Y la histeria prendió una llama que se propagó como en zarza seca. Me vi corriendo, apedreado y perseguido por una turba enloquecida que crecía a medida que avanzaba por Whitechapel en dirección sur, aferrando bajo mi abrigo todas mis posesiones, casi más temeroso de perder el hatillo de papeles que las formaban que mi propia vida. Ya saben que la velocidad no era una de mis virtudes, aunque había aprendido a llevar un trote ágil pese a mi cojera y era capaz de moverme con más rapidez de lo que mi aspecto daba la impresión, no era rival para esa barahúnda enloquecida. Me vi forzado a hacerles frente como pude. Corría unos pasos, me volvía y golpeaba aquí y allá. Capaz de ejercer una violencia muy superior a la de mis oponentes, la promesa de partir un par de cabezas que crecía en mi mirada retenía el ímpetu de los que me hostigaban, y así aguanté. Pero la multitud acaba dotando de cierto valor cobarde, si existe ese término, a los que la constituyen. Más pronto que tarde alguna de aquellas gentes indignadas y atemorizadas acertaría a darme, o saltaría sobre mí y yo estaría muerto.

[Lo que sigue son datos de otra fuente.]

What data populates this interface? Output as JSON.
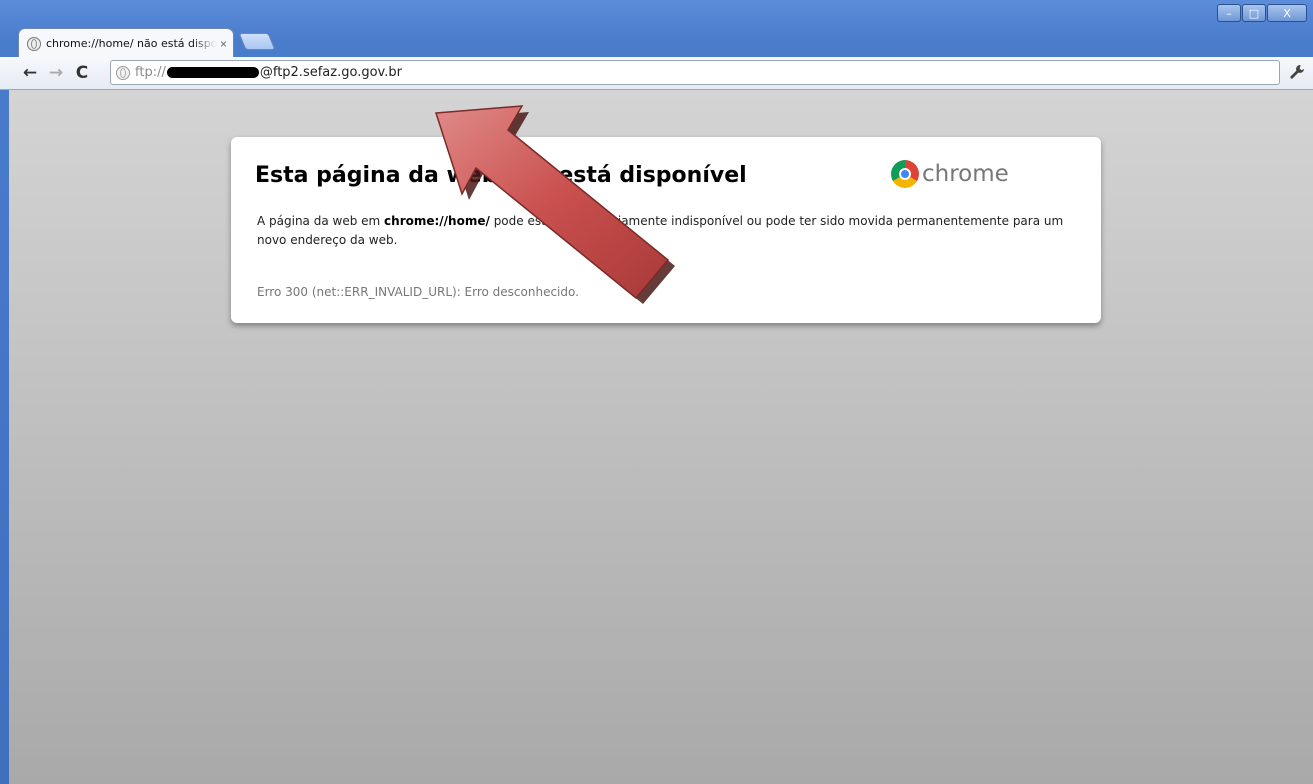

Dios bendiga a la Policía Metropolitana, porque ella acudió en mi rescate. No tardaron en aparecer dos agentes corriendo llamados por el escándalo e intentaron calmar los ánimos. Imposible, la gente les gritaba a ellos casi tanto como a mí. Les recriminaban su torpeza, o que ignoraran el sufrimiento de los pobres: «¡si esto ocurriera en otro barrio!», «¡dejadnos a ese asesino!» Un agente más apareció enfrente, y me dirigí hacia él como si fuera mi salvavidas. Me amenazó con su porra. Ni se me ocurrió eludirlo, todo lo contrario, deseaba más que nada que me diera una paliza y acabar en un calabozo. Me detuve a su lado hecho un ovillo y gritando.
—¡Nnnn... no ssssoy...!
Los tres policías, asustados pero celosos con su deber, se pusieron a en torno a mí, exigiendo serenidad a la concurrencia que no cesaba de tirar verduras y objetos más sólidos mientras pedían mi cuello. Amagaban con sus defensas sin llegar a utilizarlas, no eran novatos en esa ciudad, ni en ese barrio, y sabían que un golpe de ellos supondría una revuelta inmediata, no hacía ni un año del Domingo Sangriento que aún recordaban los londinenses con amargura e ira contenida.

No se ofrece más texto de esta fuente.